Diğer türler de bu tip çıkarımları farklı seviyelerde yapabiliyor. Başarılı bir av için, saldırı hattı planlaması, avın çıkardığı sesten konum ve mesafe tespiti gibi.
İnsanın farkı, sadece duyusal girdilerle yapılamayacak çıkarımları da yapabilmesinde yatıyor.
Duyusal girdileri inançlar ile harmanlayarak, görülenin, duyulanın ötesini modelleyebiliyor.
Örneğin, yüksek bir bina üzerinden bir topun atıldığı an ile yere çarpacağı an arasında saatin kadranlarının değişimini modelleyebiliyoruz.

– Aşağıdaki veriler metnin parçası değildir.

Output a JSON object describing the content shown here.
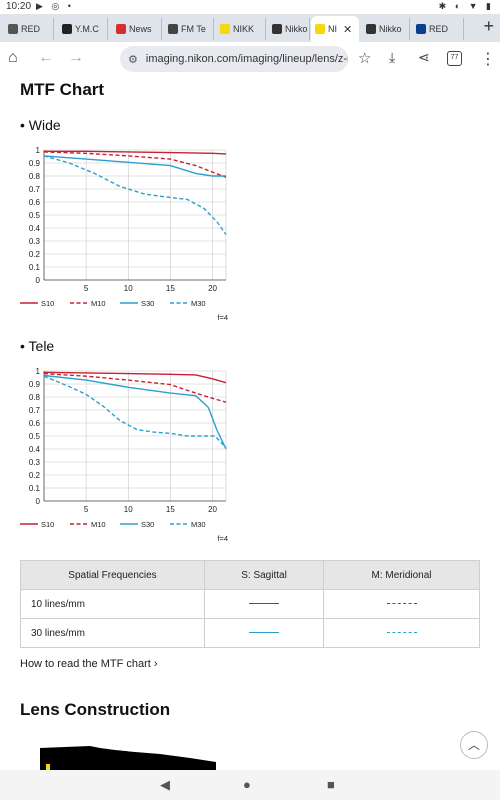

Binanın 120m yüksekliğe sahip olduğuna ve saniyenin karesinde 9,8 metrelik yerçekimi etkisinin olacağına ilişkin inançlarımızı; saatin saniye sayacının 12 üzerindeki poziyonunda olduğuna ilişkin görsel girdi ile birlikte değerlendirip, topun yere çarptığında saniye sayacının 1'in üzerinde olacağını (5 saniye) söyleyebiliyoruz.
Duyuların ötesini modelleyebilen tek türüz.
Bu bizim en güçlü yönümüz. Diğer taraftan en zayıf noktalarımızdan birisi de bu.
Sıklıkla görülemeyenle birlikte gerçek olmayanları da modelliyoruz.
Örneğin filojiston, yani ateş elementi hikayesi gibi.
Ateşin hikayesi insanlar için uzun bir süre bilinmeyen olarak kalmış.
Johann Joachim Becher tarafından 1667 yılında ortaya atılan ateş elementi (filojiston) teorisi, 18. yüzyıl sonlarına kadar geçerli kabul edilmiş.
Cisimlerdeki yanma esnasında, filojiston isimli ateş elementinin salındığını iddia eden bir teori. Filojistik maddeler yandığı zaman, uzaklaşan bir ateş ruhuna ve küle dönüştüğü düşünülüyordu.
Günümüzde sıklıkla element uyduran gruplarla karşılaşıyoruz. Politikacılar, gazeteciler, tartışma programı yorumcuları, kahinler, gurular ve benzerleri.
Sosyal medya ortamı da element uyduranlardan müstesna değil bu arada.